On raconte, qu’un jour, dans un banquet de gastronomes, un orateur se leva au moment des toasts et fit un discours qui commençait par ces mots, assez étranges, mais empreints d’un sentiment de vérité dont l’évidence était hors de doute : « Messieurs », dit-il, « l’usage des repas remonte à la plus haute antiquité ! » Sans vouloir plagier cet honorable et si véridique orateur, je pourrais en dire autant de la Prestidigitation. Son origine se perd dans la nuit des temps et, si je ne craignais de paraître excessif, je dirais que le premier tour (un bien mauvais) a été exécuté au Paradis terrestre lorsque nos premiers parents, qui manquaient probablement de distractions, eurent la singulière et d’ailleurs déplorable idée, d’escamoter une pomme.

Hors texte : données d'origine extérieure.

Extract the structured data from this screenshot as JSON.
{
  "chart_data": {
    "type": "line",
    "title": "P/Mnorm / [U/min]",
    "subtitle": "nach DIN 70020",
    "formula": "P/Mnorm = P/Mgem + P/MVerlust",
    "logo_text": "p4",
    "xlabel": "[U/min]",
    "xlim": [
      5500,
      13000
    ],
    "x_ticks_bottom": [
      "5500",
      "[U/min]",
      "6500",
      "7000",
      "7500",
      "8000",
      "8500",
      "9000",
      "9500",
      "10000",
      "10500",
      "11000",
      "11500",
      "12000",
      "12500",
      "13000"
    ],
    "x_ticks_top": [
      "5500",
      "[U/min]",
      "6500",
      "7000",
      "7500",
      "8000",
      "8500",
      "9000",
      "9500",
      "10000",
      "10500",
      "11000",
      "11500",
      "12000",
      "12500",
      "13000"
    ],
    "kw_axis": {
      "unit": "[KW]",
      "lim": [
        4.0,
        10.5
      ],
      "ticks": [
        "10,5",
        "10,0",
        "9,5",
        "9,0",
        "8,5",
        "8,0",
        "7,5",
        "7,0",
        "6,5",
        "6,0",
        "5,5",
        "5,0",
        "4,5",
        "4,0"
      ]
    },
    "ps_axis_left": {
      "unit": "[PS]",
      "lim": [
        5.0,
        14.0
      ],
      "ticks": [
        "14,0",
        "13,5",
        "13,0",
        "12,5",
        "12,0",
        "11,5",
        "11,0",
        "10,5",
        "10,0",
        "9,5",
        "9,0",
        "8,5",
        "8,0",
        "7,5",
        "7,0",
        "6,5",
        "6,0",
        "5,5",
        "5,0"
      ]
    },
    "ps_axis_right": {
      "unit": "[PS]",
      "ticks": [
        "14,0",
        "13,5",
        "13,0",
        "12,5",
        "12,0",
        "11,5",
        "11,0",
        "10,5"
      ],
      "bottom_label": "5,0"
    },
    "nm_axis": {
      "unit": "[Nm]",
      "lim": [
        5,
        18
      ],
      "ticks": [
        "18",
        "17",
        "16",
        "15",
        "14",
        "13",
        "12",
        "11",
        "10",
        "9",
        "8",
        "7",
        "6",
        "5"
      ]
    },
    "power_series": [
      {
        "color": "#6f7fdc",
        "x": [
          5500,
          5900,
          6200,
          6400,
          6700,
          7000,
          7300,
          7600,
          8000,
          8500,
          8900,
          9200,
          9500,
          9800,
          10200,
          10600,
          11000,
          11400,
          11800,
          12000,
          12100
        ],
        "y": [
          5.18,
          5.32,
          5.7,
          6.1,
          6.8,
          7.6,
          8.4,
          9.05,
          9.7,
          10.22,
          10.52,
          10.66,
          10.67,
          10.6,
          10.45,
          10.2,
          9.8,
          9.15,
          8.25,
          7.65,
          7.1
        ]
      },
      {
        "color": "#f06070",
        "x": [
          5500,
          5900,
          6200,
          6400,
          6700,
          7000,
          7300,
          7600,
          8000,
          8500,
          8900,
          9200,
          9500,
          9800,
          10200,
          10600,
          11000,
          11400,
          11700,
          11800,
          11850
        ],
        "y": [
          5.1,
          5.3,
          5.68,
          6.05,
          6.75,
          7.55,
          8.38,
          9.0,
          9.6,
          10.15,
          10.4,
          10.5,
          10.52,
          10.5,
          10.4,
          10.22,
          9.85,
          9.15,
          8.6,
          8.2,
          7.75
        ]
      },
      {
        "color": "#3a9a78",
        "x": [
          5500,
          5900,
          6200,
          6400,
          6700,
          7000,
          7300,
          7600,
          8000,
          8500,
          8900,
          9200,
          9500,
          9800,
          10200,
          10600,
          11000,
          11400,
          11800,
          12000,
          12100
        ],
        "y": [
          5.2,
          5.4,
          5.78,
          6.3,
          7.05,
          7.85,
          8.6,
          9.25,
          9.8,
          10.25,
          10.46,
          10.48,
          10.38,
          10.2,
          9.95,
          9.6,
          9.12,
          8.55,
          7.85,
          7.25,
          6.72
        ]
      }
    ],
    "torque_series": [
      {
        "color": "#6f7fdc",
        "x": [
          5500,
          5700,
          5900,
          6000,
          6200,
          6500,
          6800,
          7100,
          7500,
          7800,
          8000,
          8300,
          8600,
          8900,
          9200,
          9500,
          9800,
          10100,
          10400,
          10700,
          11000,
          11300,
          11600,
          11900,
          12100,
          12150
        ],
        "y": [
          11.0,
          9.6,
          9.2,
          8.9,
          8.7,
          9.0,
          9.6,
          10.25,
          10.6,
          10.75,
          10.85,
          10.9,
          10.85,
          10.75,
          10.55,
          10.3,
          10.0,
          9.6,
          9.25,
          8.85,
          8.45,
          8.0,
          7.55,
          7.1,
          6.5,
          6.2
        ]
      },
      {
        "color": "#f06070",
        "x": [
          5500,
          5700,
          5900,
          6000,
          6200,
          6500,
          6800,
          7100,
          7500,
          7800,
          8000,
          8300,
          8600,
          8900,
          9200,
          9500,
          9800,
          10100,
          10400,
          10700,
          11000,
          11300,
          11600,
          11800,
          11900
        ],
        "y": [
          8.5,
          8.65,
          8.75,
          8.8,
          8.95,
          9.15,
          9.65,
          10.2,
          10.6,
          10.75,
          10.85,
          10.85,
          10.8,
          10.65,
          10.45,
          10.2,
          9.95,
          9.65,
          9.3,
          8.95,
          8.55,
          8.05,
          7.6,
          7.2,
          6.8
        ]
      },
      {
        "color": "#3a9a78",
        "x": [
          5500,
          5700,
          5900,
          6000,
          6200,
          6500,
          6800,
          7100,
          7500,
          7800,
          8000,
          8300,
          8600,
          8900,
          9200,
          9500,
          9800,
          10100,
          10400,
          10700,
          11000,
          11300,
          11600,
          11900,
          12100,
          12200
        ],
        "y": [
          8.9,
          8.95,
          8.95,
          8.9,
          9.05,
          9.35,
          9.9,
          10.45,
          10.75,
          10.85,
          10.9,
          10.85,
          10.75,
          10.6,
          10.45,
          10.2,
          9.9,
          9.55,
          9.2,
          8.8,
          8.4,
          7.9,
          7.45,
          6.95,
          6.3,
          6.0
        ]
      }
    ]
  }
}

Cette première séance, un peu intime, a eu des conséquences assez connues pour que je me dispense de les remémorer ici. On connaît assez le succès qu’a obtenu cette première. Il a été considérable, si l’on en juge par les nombreuses représentations qui en ont été données depuis. Il est vrai qu’il n’en a pas été fait de compte-rendu spécial dans les gazettes de l’époque, attendu qu’en ce temps-là, en fait de feuilles, il n’y avait guère que celles de vigne qui fussent d’un usage courant. Comme tout cela est loin ! Ça ne nous rajeunit pas ! — Bref, on en pensera ce qu’on voudra, mais pour mon propre compte, je persiste à considérer le père Adam, comme le premier escamoteur.
Malgré les patientes recherches auxquelles je me suis livré, j’ai le regret de ne pouvoir faire remonter plus haut nos glorieuses origines et dois reconnaître que mes efforts ont été infructueux pour en trouver de plus anciennes. Je crois en tous cas que nous détenons là un record qui n’est pas banal et qu’il y a peu d’industries, d’arts ou de sciences susceptibles de se prévaloir de pareils parchemins. Je m’empresse, cependant, d’ajouter que je ne suis pas absolument intraitable à cet égard, et déclare très volontiers, que je réserve le meilleur accueil aux personnes en état de me fournir des documents, suffisamment authentiques, pour qu’ils puissent permettre d’établir la preuve d’une plus enviable antiquité.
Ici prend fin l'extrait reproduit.